China's central bank has called on lenders to boost credit, especially to micro, small and midsize enterprises (MSMEs) in the face of an "unstable and uneven" domestic economic recovery and a "more severe and complex" external environment.
People's Bank of China Gov. Yi Gang told some of the country's biggest lenders that the structure of credit needs to be improved so that more capital is directed to science and technology innovation, green development, MSMEs and sole traders. Interest rates need to come down -- especially for MSMEs -- and banks need to strengthen balance sheets so they can increase lending.
Yi delivered the message at an annual symposium held Monday to analyze monetary and credit conditions, according to a PBOC statement.

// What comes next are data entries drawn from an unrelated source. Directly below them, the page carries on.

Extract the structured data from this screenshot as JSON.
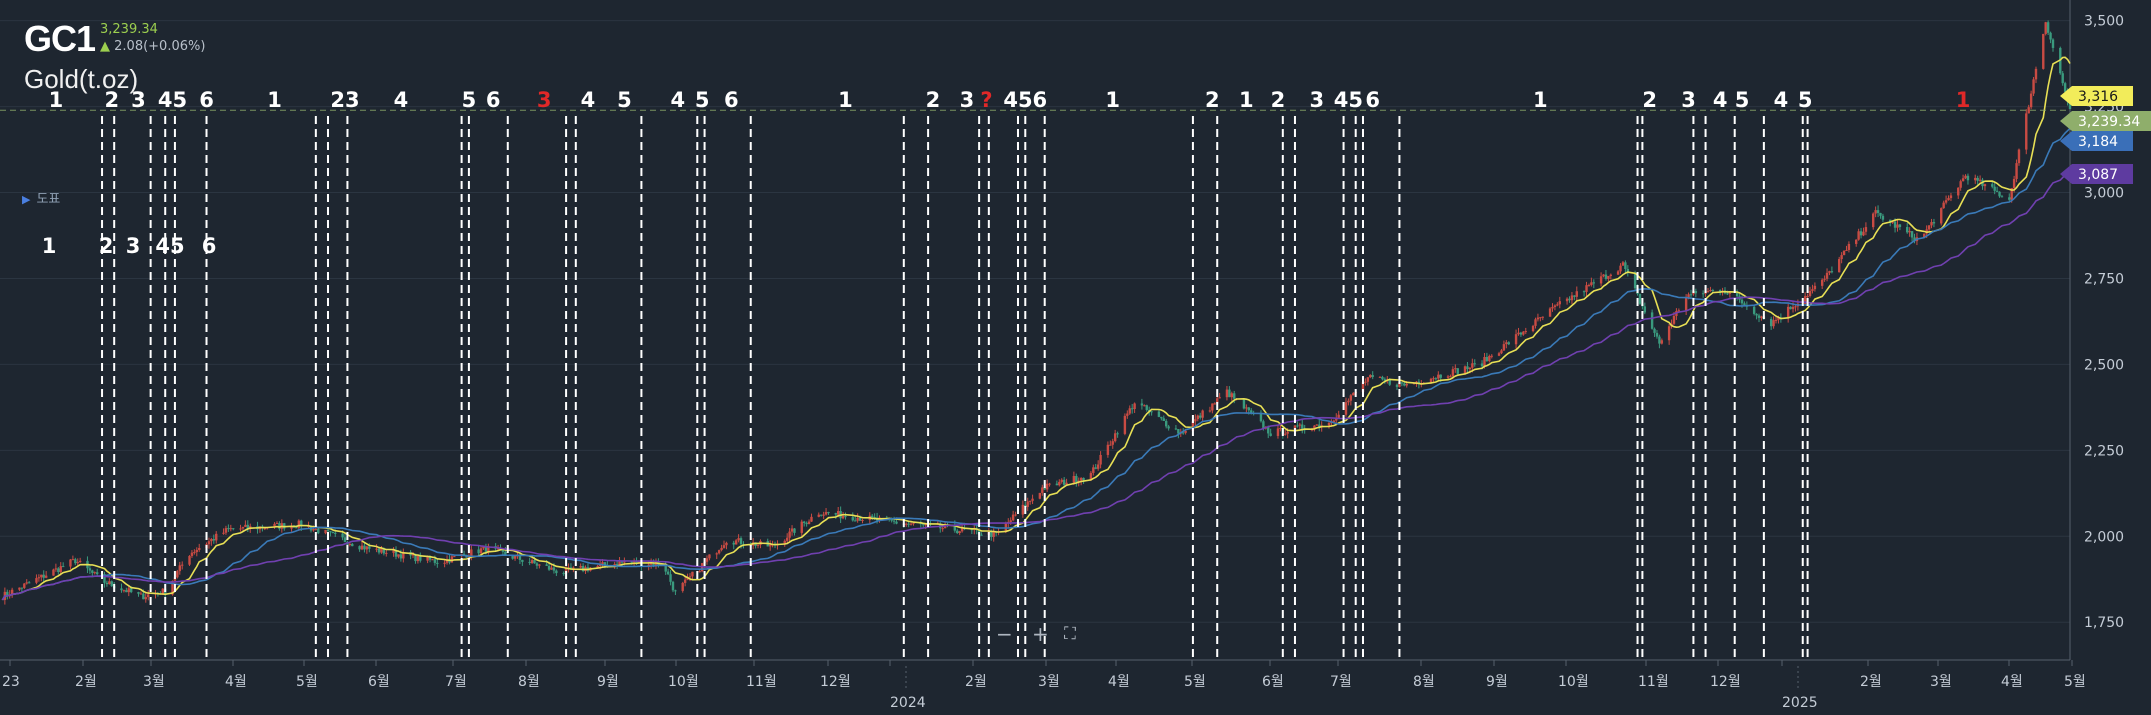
{
  "header": {
    "symbol": "GC1",
    "price": "3,239.34",
    "change": "2.08(+0.06%)",
    "name": "Gold(t.oz)",
    "arrow_icon": "up-arrow-icon",
    "change_color": "#9ccf4f"
  },
  "toolbar": {
    "drawings_label": "도표"
  },
  "zoom_controls": {
    "minus": "−",
    "plus": "+",
    "fullscreen": "⛶"
  },
  "chart_data": {
    "type": "candlestick",
    "y_ticks": [
      1750,
      2000,
      2250,
      2500,
      2750,
      3000,
      3250,
      3500
    ],
    "y_tick_labels": [
      "1,750",
      "2,000",
      "2,250",
      "2,500",
      "2,750",
      "3,000",
      "3,250",
      "3,500"
    ],
    "ylim": [
      1640,
      3560
    ],
    "x_tick_labels": [
      "23",
      "2월",
      "3월",
      "4월",
      "5월",
      "6월",
      "7월",
      "8월",
      "9월",
      "10월",
      "11월",
      "12월",
      "2024",
      "2월",
      "3월",
      "4월",
      "5월",
      "6월",
      "7월",
      "8월",
      "9월",
      "10월",
      "11월",
      "12월",
      "2025",
      "2월",
      "3월",
      "4월",
      "5월"
    ],
    "x_range": [
      "2023-01-01",
      "2025-05-02"
    ],
    "current_price_line": 3239.34,
    "price_tags": [
      {
        "label": "3,316",
        "value": 3316,
        "color": "#f2ec5a"
      },
      {
        "label": "3,239.34",
        "value": 3239.34,
        "color": "#8fae6b"
      },
      {
        "label": "3,184",
        "value": 3184,
        "color": "#3a6fb8"
      },
      {
        "label": "3,087",
        "value": 3087,
        "color": "#5e3ba0"
      }
    ],
    "moving_averages": [
      {
        "color": "#e8e055",
        "current": 3316
      },
      {
        "color": "#3a7ab8",
        "current": 3184
      },
      {
        "color": "#7040b0",
        "current": 3087
      }
    ],
    "anchors": [
      {
        "date": "2023-01-01",
        "value": 1822
      },
      {
        "date": "2023-02-01",
        "value": 1930
      },
      {
        "date": "2023-02-12",
        "value": 1870
      },
      {
        "date": "2023-02-28",
        "value": 1825
      },
      {
        "date": "2023-03-10",
        "value": 1840
      },
      {
        "date": "2023-03-20",
        "value": 1950
      },
      {
        "date": "2023-04-05",
        "value": 2020
      },
      {
        "date": "2023-05-05",
        "value": 2035
      },
      {
        "date": "2023-06-01",
        "value": 1965
      },
      {
        "date": "2023-07-01",
        "value": 1925
      },
      {
        "date": "2023-07-20",
        "value": 1965
      },
      {
        "date": "2023-08-20",
        "value": 1895
      },
      {
        "date": "2023-09-15",
        "value": 1925
      },
      {
        "date": "2023-10-01",
        "value": 1920
      },
      {
        "date": "2023-10-06",
        "value": 1835
      },
      {
        "date": "2023-10-27",
        "value": 1990
      },
      {
        "date": "2023-11-15",
        "value": 1970
      },
      {
        "date": "2023-12-04",
        "value": 2070
      },
      {
        "date": "2024-01-05",
        "value": 2040
      },
      {
        "date": "2024-02-15",
        "value": 2005
      },
      {
        "date": "2024-03-05",
        "value": 2140
      },
      {
        "date": "2024-03-25",
        "value": 2180
      },
      {
        "date": "2024-04-12",
        "value": 2390
      },
      {
        "date": "2024-05-01",
        "value": 2300
      },
      {
        "date": "2024-05-20",
        "value": 2420
      },
      {
        "date": "2024-06-07",
        "value": 2300
      },
      {
        "date": "2024-07-01",
        "value": 2330
      },
      {
        "date": "2024-07-17",
        "value": 2460
      },
      {
        "date": "2024-08-01",
        "value": 2440
      },
      {
        "date": "2024-09-01",
        "value": 2500
      },
      {
        "date": "2024-10-01",
        "value": 2660
      },
      {
        "date": "2024-10-30",
        "value": 2790
      },
      {
        "date": "2024-11-14",
        "value": 2560
      },
      {
        "date": "2024-11-25",
        "value": 2700
      },
      {
        "date": "2024-12-10",
        "value": 2720
      },
      {
        "date": "2024-12-30",
        "value": 2620
      },
      {
        "date": "2025-01-20",
        "value": 2740
      },
      {
        "date": "2025-02-11",
        "value": 2940
      },
      {
        "date": "2025-03-01",
        "value": 2860
      },
      {
        "date": "2025-03-20",
        "value": 3050
      },
      {
        "date": "2025-04-07",
        "value": 2980
      },
      {
        "date": "2025-04-22",
        "value": 3500
      },
      {
        "date": "2025-05-02",
        "value": 3240
      }
    ],
    "wave_labels": [
      {
        "label": "1",
        "date": "2023-01-24",
        "color": "#ffffff"
      },
      {
        "label": "2",
        "date": "2023-02-16",
        "color": "#ffffff"
      },
      {
        "label": "3",
        "date": "2023-02-27",
        "color": "#ffffff"
      },
      {
        "label": "45",
        "date": "2023-03-13",
        "color": "#ffffff"
      },
      {
        "label": "6",
        "date": "2023-03-27",
        "color": "#ffffff"
      },
      {
        "label": "1",
        "date": "2023-04-24",
        "color": "#ffffff"
      },
      {
        "label": "2",
        "date": "2023-05-20",
        "color": "#ffffff"
      },
      {
        "label": "3",
        "date": "2023-05-26",
        "color": "#ffffff"
      },
      {
        "label": "4",
        "date": "2023-06-15",
        "color": "#ffffff"
      },
      {
        "label": "5",
        "date": "2023-07-13",
        "color": "#ffffff"
      },
      {
        "label": "6",
        "date": "2023-07-23",
        "color": "#ffffff"
      },
      {
        "label": "3",
        "date": "2023-08-13",
        "color": "#e02828"
      },
      {
        "label": "4",
        "date": "2023-08-31",
        "color": "#ffffff"
      },
      {
        "label": "5",
        "date": "2023-09-15",
        "color": "#ffffff"
      },
      {
        "label": "4",
        "date": "2023-10-07",
        "color": "#ffffff"
      },
      {
        "label": "5",
        "date": "2023-10-17",
        "color": "#ffffff"
      },
      {
        "label": "6",
        "date": "2023-10-29",
        "color": "#ffffff"
      },
      {
        "label": "1",
        "date": "2023-12-15",
        "color": "#ffffff"
      },
      {
        "label": "2",
        "date": "2024-01-20",
        "color": "#ffffff"
      },
      {
        "label": "3",
        "date": "2024-02-03",
        "color": "#ffffff"
      },
      {
        "label": "?",
        "date": "2024-02-11",
        "color": "#e02828"
      },
      {
        "label": "45",
        "date": "2024-02-24",
        "color": "#ffffff"
      },
      {
        "label": "6",
        "date": "2024-03-04",
        "color": "#ffffff"
      },
      {
        "label": "1",
        "date": "2024-04-03",
        "color": "#ffffff"
      },
      {
        "label": "2",
        "date": "2024-05-14",
        "color": "#ffffff"
      },
      {
        "label": "1",
        "date": "2024-05-28",
        "color": "#ffffff"
      },
      {
        "label": "2",
        "date": "2024-06-10",
        "color": "#ffffff"
      },
      {
        "label": "3",
        "date": "2024-06-26",
        "color": "#ffffff"
      },
      {
        "label": "45",
        "date": "2024-07-09",
        "color": "#ffffff"
      },
      {
        "label": "6",
        "date": "2024-07-19",
        "color": "#ffffff"
      },
      {
        "label": "1",
        "date": "2024-09-26",
        "color": "#ffffff"
      },
      {
        "label": "2",
        "date": "2024-11-10",
        "color": "#ffffff"
      },
      {
        "label": "3",
        "date": "2024-11-26",
        "color": "#ffffff"
      },
      {
        "label": "4",
        "date": "2024-12-09",
        "color": "#ffffff"
      },
      {
        "label": "5",
        "date": "2024-12-18",
        "color": "#ffffff"
      },
      {
        "label": "4",
        "date": "2025-01-03",
        "color": "#ffffff"
      },
      {
        "label": "5",
        "date": "2025-01-13",
        "color": "#ffffff"
      },
      {
        "label": "1",
        "date": "2025-03-19",
        "color": "#e02828"
      }
    ],
    "vertical_lines": [
      "2023-02-12",
      "2023-02-17",
      "2023-03-04",
      "2023-03-10",
      "2023-03-14",
      "2023-03-27",
      "2023-05-11",
      "2023-05-16",
      "2023-05-24",
      "2023-07-10",
      "2023-07-13",
      "2023-07-29",
      "2023-08-22",
      "2023-08-26",
      "2023-09-22",
      "2023-10-15",
      "2023-10-18",
      "2023-11-06",
      "2024-01-08",
      "2024-01-18",
      "2024-02-08",
      "2024-02-12",
      "2024-02-24",
      "2024-02-27",
      "2024-03-06",
      "2024-05-06",
      "2024-05-16",
      "2024-06-12",
      "2024-06-17",
      "2024-07-07",
      "2024-07-12",
      "2024-07-15",
      "2024-07-30",
      "2024-11-05",
      "2024-11-07",
      "2024-11-28",
      "2024-12-03",
      "2024-12-15",
      "2024-12-27",
      "2025-01-12",
      "2025-01-14"
    ],
    "bottom_wave_labels": [
      {
        "label": "1",
        "x_date": "2022-12-20"
      },
      {
        "label": "2",
        "x_date": "2023-02-15"
      },
      {
        "label": "3",
        "x_date": "2023-02-27"
      },
      {
        "label": "45",
        "x_date": "2023-03-13"
      },
      {
        "label": "6",
        "x_date": "2023-03-27"
      }
    ]
  }
}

It was attended by central bank officials and financial institutions, including China Development Bank, Industrial and Commercial Bank of China and China Construction Bank. Symposiums were held in November 2018 and 2019 but there was no information about a meeting in 2020.
The timing of this year's event, three months earlier than usual, has led to speculation that the government is becoming increasingly concerned that demand for credit is softening and could contribute to a slowdown in economic growth. Central bank data released earlier in August showed weakening momentum in new loans and other funds raised by nonstate entities in July. New total social financing, a broad measure of credit and liquidity in the economy, was the lowest since February 2020, falling to 1.06 trillion yuan ($163.7 billion) from 1.7 trillion yuan in July 2020. Data released by the National Bureau of Statistics also showed slowing economic activity in July, with growth in consumption and the services sector moderating.
"One of the central bank's policy targets is to broaden credit and stabilize growth," said Zhong Linnan, a senior macroeconomic analyst at GF Securities. The central bank is urging banks to lend in a timely manner, smooth the pace of credit dispersal, and provide credit support for businesses as soon as possible, he said.
The PBOC statement said banks need to link their lending in the second half of this year with the first half of 2022. Zhong said this indicates that the central bank does not want them to hold back loan approvals in the fourth quarter and push them out in the first quarter of 2022, as they usually do, to get a strong start to the new year.
"We believe the meeting indicates that the PBOC intends to improve banks' willingness to lend and does not want credit growth to decline too quickly," UBS Securities strategist Mary Xia wrote in a report on Tuesday, noting that the latest central bank quarterly survey of bankers showed loan approvals and demand declining, while growth in outstanding loans to small and micro businesses fell in the second quarter -- the first quarter-on-quarter drop since 2019.
"At the same time, the PBOC still emphasizes the importance of structural credit adjustment, and a largely matched social financing and nominal GDP growth," she said. "Therefore, we believe that the PBOC will not make substantial liquidity injection, but may take some measures to keep liquidity conditions stable and lower the funding costs of banks."
Lowering interest rates should help increase demand for loans and boost the willingness of manufacturers and MSMEs to invest, GF Securities' Zhong said, adding that to bring rates down, the PBOC may take measures such as reducing banks' own cost of capital and implementing reforms to reduce the risk premium banks need to lend to MSMEs. To strengthen balance sheets, the PBOC may encourage banks to issue Tier-2 bonds and may expand the use of local government special-purpose bonds to recapitalize small and midsize banks. Cutting the reserve requirement ratio will also provide more funds for banks to lend, he said.
The PBOC cut the RRR in July, the first reduction in 15 months, releasing around 1 trillion yuan for financial institutions to lend to businesses and help them cope with rising commodity prices. On Aug. 16, a meeting of the State Council chaired by Premier Li Keqiang discussed the need to guide financial institutions to use the RRR cut to support small and midsize companies.
The PBOC has not changed the interest rate on its medium-term lending facility, which provides funds to major commercial banks, since April 2020 and the loan prime rate, the interest rate benchmark banks use to price their loans, has also been unchanged since then.
But Wang Yifeng, chief banking analyst of Everbright Securities, said there is no need for either rate to come down. Interest rates will naturally fall as a result of downward pressure on the macroeconomy and the difference between credit demand and supply, he said.